USS NAUTILUS (SSN-571) may have proved the value of nuclear power to naval propulsion, but her hull shape reflected the traditional surface-ship design that worked well for vessels that spent most of their time atop the waves. It was USS ALBACORE (AGSS-569) which pioneered the teardrop-shaped hull that, when combined with nuclear power, would revolutionize the submarine force. Today, learn why the boat spent part of her career painted a bright, cheery orange.
“The summer of ’59 Albacore travelled to Key West to partake in testing a destroyer-based electric torpedo. We would go to sea every morning, be [a] target for the torpedo during the day (usually 6-7 torpedoes), then come in for the night. When the torpedo acquired, it would attack—generally the screw. When it hit the screw, it would dent one of the blades. We had carried two spare screws lashed down topside. We would come in from the day’s exercises, tie up at the pier, and divers would change our screw.
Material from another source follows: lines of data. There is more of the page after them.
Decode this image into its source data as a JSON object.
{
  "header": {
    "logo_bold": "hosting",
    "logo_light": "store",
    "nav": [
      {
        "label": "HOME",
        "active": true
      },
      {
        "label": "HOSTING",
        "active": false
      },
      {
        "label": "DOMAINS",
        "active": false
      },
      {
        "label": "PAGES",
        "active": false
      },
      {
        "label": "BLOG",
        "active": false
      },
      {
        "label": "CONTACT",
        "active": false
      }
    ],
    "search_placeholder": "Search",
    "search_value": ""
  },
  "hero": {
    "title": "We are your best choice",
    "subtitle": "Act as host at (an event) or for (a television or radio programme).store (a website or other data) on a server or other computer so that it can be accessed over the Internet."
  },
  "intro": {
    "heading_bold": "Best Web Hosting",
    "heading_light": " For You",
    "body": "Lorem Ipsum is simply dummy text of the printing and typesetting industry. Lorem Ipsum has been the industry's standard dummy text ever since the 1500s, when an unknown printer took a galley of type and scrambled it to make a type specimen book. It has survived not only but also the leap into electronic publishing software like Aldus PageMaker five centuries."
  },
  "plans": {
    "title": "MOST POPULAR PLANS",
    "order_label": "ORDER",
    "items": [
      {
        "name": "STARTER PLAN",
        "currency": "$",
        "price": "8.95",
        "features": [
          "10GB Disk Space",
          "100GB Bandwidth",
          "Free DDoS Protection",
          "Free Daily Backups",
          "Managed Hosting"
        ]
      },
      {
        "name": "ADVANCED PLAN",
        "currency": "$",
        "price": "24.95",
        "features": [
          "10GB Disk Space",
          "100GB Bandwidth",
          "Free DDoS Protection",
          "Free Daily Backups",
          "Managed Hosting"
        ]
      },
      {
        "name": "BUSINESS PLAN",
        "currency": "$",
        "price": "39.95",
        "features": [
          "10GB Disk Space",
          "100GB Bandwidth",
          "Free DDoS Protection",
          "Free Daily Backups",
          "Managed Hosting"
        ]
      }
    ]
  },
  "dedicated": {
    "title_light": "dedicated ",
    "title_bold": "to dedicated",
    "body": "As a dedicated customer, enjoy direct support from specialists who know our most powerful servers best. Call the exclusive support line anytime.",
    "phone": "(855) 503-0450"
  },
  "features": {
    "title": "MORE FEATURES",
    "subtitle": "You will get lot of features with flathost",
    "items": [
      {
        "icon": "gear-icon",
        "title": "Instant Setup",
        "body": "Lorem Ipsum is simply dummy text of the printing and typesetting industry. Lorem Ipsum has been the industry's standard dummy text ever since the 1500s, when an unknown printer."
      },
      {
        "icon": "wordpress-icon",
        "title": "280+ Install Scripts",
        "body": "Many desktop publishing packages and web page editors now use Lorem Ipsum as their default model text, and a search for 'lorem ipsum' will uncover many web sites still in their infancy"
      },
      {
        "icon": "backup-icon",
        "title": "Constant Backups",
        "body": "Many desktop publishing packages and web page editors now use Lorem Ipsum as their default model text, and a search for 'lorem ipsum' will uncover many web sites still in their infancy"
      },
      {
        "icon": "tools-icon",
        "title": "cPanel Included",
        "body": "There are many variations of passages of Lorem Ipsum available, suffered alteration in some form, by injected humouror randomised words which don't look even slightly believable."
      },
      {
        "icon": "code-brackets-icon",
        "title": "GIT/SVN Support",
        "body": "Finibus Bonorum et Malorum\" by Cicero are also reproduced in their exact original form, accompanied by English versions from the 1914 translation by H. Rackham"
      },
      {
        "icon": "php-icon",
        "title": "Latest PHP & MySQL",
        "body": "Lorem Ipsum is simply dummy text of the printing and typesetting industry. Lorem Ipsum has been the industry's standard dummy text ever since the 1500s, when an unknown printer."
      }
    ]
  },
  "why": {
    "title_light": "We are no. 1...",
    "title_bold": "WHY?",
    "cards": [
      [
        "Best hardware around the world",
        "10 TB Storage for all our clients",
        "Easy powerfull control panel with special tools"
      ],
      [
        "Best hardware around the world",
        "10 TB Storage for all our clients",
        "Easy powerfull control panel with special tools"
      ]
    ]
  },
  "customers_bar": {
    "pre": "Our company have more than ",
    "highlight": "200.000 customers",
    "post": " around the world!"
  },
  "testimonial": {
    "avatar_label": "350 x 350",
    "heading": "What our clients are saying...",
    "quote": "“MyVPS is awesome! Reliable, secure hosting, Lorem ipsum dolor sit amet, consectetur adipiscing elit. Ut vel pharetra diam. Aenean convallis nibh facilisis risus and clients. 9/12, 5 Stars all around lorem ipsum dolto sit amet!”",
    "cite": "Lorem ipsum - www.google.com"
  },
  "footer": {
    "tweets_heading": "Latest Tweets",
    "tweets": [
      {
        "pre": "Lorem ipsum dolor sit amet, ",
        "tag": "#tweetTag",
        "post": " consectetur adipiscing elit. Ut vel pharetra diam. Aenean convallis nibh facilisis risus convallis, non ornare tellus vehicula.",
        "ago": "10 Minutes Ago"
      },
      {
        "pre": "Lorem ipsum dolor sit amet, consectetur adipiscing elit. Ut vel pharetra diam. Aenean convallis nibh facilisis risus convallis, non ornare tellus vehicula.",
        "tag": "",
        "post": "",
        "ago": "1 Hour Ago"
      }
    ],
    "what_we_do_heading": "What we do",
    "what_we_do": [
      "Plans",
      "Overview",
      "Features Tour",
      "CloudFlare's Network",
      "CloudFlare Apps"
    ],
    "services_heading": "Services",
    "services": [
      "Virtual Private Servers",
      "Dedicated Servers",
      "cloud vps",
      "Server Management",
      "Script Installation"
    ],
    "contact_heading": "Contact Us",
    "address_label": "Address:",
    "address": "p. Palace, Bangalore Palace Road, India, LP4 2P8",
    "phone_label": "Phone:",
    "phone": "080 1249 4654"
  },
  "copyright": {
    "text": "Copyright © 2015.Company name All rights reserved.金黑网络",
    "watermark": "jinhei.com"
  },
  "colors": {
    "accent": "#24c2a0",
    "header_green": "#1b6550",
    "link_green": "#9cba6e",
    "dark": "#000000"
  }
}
The damaged screw would be taken to a repair facility to either straighten the blade, or to trim all three blades. When we first arrived, we were using 15-foot diameter screws—when we left to go home they were all about 12-foot.
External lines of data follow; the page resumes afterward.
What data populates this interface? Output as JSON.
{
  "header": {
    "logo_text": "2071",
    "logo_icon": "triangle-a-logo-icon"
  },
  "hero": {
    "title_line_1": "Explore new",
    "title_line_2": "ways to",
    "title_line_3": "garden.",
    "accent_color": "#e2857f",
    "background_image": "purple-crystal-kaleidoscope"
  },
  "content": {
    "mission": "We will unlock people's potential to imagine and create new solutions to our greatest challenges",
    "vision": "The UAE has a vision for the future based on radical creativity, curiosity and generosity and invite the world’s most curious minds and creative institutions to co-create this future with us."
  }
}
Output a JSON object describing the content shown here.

“The waters in Key West were very hard on our topside paint, so the 1st Lieutenant decided to paint the ship during a week in port. He got the primer and the crew painted her out. The paint had to dry for three days before we could paint the black coating, and it was during this time that the pictures were taken. We were taking a lot of gas from the destroyer sailors when a fleet boat returned from an under the ice expedition. Prior to its trip, it had been the submarine used in the movie ‘Operation Petticoat’ and had been painted pink. Operational requirements did not permit its going into drydock to get repainted, so it was painted white for the under the ice trip. When it returned, large patches of the white paint had peeled off, exposing the pink, and it looked down right leprous!! Needless to say, the kidding shifted from us to them. The CO of the ship was a close friend of Capt Rae’s, and his wife had been the stand-in for the nurse for the swimming scenes!! All in all, that was a very interesting summer!!”
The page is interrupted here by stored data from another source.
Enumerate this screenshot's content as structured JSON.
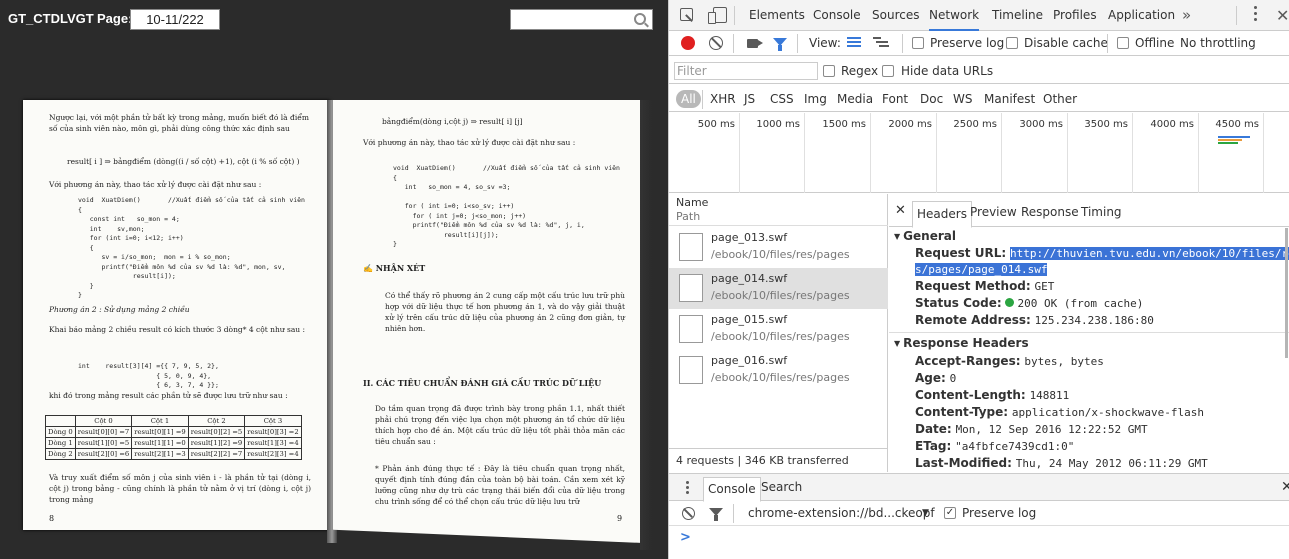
{
  "viewer": {
    "title": "GT_CTDLVGT",
    "page_label": "Page:",
    "page_value": "10-11/222",
    "left_page": {
      "para1": "Ngược lại, với một phần tử bất kỳ trong mảng, muốn biết đó là điểm số của sinh viên nào, môn gì, phải dùng công thức xác định sau",
      "formula1": "result[ i ]  ⇒  bảngđiểm (dòng((i / số cột) +1), cột (i % số cột) )",
      "para2": "Với phương án này, thao tác xử lý được cài đặt như sau :",
      "code1": "void  XuatDiem()       //Xuất điểm số của tất cả sinh viên\n{\n   const int   so_mon = 4;\n   int    sv,mon;\n   for (int i=0; i<12; i++)\n   {\n      sv = i/so_mon;  mon = i % so_mon;\n      printf(\"Điểm môn %d của sv %d là: %d\", mon, sv,\n              result[i]);\n   }\n}",
      "heading2": "Phương án 2 : Sử dụng mảng 2 chiều",
      "para3": "Khai báo mảng 2 chiều result có kích thước 3 dòng* 4 cột như sau :",
      "code2": "int    result[3][4] ={{ 7, 9, 5, 2},\n                    { 5, 0, 9, 4},\n                    { 6, 3, 7, 4 }};",
      "para4": "khi đó trong mảng result  các phần tử sẽ được lưu trữ như sau :",
      "table_header": [
        "",
        "Cột 0",
        "Cột 1",
        "Cột 2",
        "Cột 3"
      ],
      "table_rows": [
        [
          "Dòng 0",
          "result[0][0] =7",
          "result[0][1] =9",
          "result[0][2] =5",
          "result[0][3] =2"
        ],
        [
          "Dòng 1",
          "result[1][0] =5",
          "result[1][1] =0",
          "result[1][2] =9",
          "result[1][3] =4"
        ],
        [
          "Dòng 2",
          "result[2][0] =6",
          "result[2][1] =3",
          "result[2][2] =7",
          "result[2][3] =4"
        ]
      ],
      "para5": "Và truy xuất  điểm số môn j của sinh viên i - là phần tử tại (dòng i, cột j) trong bảng - cũng chính là phần tử nằm ở vị trí (dòng i, cột j) trong mảng",
      "page_no": "8"
    },
    "right_page": {
      "line1": "bảngđiểm(dòng i,cột j)   ⇒   result[ i] [j]",
      "para1": "Với phương án này, thao tác xử lý được cài đặt như sau :",
      "code1": "void  XuatDiem()       //Xuất điểm số của tất cả sinh viên\n{\n   int   so_mon = 4, so_sv =3;\n\n   for ( int i=0; i<so_sv; i++)\n     for ( int j=0; j<so_mon; j++)\n     printf(\"Điểm môn %d của sv %d là: %d\", j, i,\n             result[i][j]);\n}",
      "heading1": "✍ NHẬN XÉT",
      "para2": "Có thể thấy rõ phương án 2 cung cấp một cấu trúc lưu trữ phù hợp với dữ liệu thực tế hơn phương án 1, và do vậy giải thuật xử lý trên cấu trúc dữ liệu của phương án 2 cũng đơn giản, tự nhiên hơn.",
      "heading2": "II.  CÁC TIÊU CHUẨN ĐÁNH GIÁ CẤU TRÚC DỮ LIỆU",
      "para3": "Do tầm quan trọng đã được trình bày trong phần 1.1, nhất thiết phải chú trọng đến việc lựa chọn một phương án tổ chức dữ liệu thích hợp cho đề án. Một cấu trúc dữ liệu tốt phải thỏa mãn các tiêu chuẩn sau :",
      "para4": "* Phản ánh đúng thực tế : Đây là tiêu chuẩn quan trọng nhất, quyết định tính đúng đắn của toàn bộ bài toán. Cần xem xét kỹ lưỡng cũng như dự trù các trạng thái biến đổi của dữ liệu trong chu trình sống để có thể chọn cấu trúc dữ liệu lưu trữ",
      "page_no": "9"
    }
  },
  "devtools": {
    "tabs": [
      "Elements",
      "Console",
      "Sources",
      "Network",
      "Timeline",
      "Profiles",
      "Application"
    ],
    "active_tab": "Network",
    "more": "»",
    "toolbar": {
      "view_label": "View:",
      "preserve_log": "Preserve log",
      "disable_cache": "Disable cache",
      "offline": "Offline",
      "throttling": "No throttling"
    },
    "filter": {
      "placeholder": "Filter",
      "regex": "Regex",
      "hide_data_urls": "Hide data URLs"
    },
    "types": [
      "All",
      "XHR",
      "JS",
      "CSS",
      "Img",
      "Media",
      "Font",
      "Doc",
      "WS",
      "Manifest",
      "Other"
    ],
    "timeline_ticks": [
      "500 ms",
      "1000 ms",
      "1500 ms",
      "2000 ms",
      "2500 ms",
      "3000 ms",
      "3500 ms",
      "4000 ms",
      "4500 ms"
    ],
    "list_header": {
      "name": "Name",
      "path": "Path"
    },
    "requests": [
      {
        "name": "page_013.swf",
        "path": "/ebook/10/files/res/pages"
      },
      {
        "name": "page_014.swf",
        "path": "/ebook/10/files/res/pages"
      },
      {
        "name": "page_015.swf",
        "path": "/ebook/10/files/res/pages"
      },
      {
        "name": "page_016.swf",
        "path": "/ebook/10/files/res/pages"
      }
    ],
    "footer": "4 requests  |  346 KB transferred",
    "detail_tabs": [
      "Headers",
      "Preview",
      "Response",
      "Timing"
    ],
    "general": {
      "title": "General",
      "request_url_label": "Request URL:",
      "request_url_1": "http://thuvien.tvu.edu.vn/ebook/10/files/re",
      "request_url_2": "s/pages/page_014.swf",
      "request_method_label": "Request Method:",
      "request_method": "GET",
      "status_code_label": "Status Code:",
      "status_code": "200 OK (from cache)",
      "remote_address_label": "Remote Address:",
      "remote_address": "125.234.238.186:80"
    },
    "response_headers": {
      "title": "Response Headers",
      "items": [
        {
          "k": "Accept-Ranges:",
          "v": "bytes, bytes"
        },
        {
          "k": "Age:",
          "v": "0"
        },
        {
          "k": "Content-Length:",
          "v": "148811"
        },
        {
          "k": "Content-Type:",
          "v": "application/x-shockwave-flash"
        },
        {
          "k": "Date:",
          "v": "Mon, 12 Sep 2016 12:22:52 GMT"
        },
        {
          "k": "ETag:",
          "v": "\"a4fbfce7439cd1:0\""
        },
        {
          "k": "Last-Modified:",
          "v": "Thu, 24 May 2012 06:11:29 GMT"
        }
      ]
    },
    "drawer": {
      "tabs": [
        "Console",
        "Search"
      ],
      "context": "chrome-extension://bd...ckeopf",
      "caret": "▼",
      "preserve_log": "Preserve log",
      "check": "✓",
      "prompt": ">"
    }
  }
}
Thanks to Lee “Skip” Vellom and Friends of ALBACORE for this story.
For those who are curious, Operation Petticoat employed the services of three U.S. submarines. USS ARCHERFISH (SS-311), used for interior and exterior shots around Key West, was allowed to retain her black paint. So was USS QUEENFISH (SS-393), which was used in the opening and closing scenes and for seagoing shots filmed off the coast of San Diego. Only the unfortunate USS BALAO (SS-285) was subjected to the indignity of pink for exterior shots around Key West.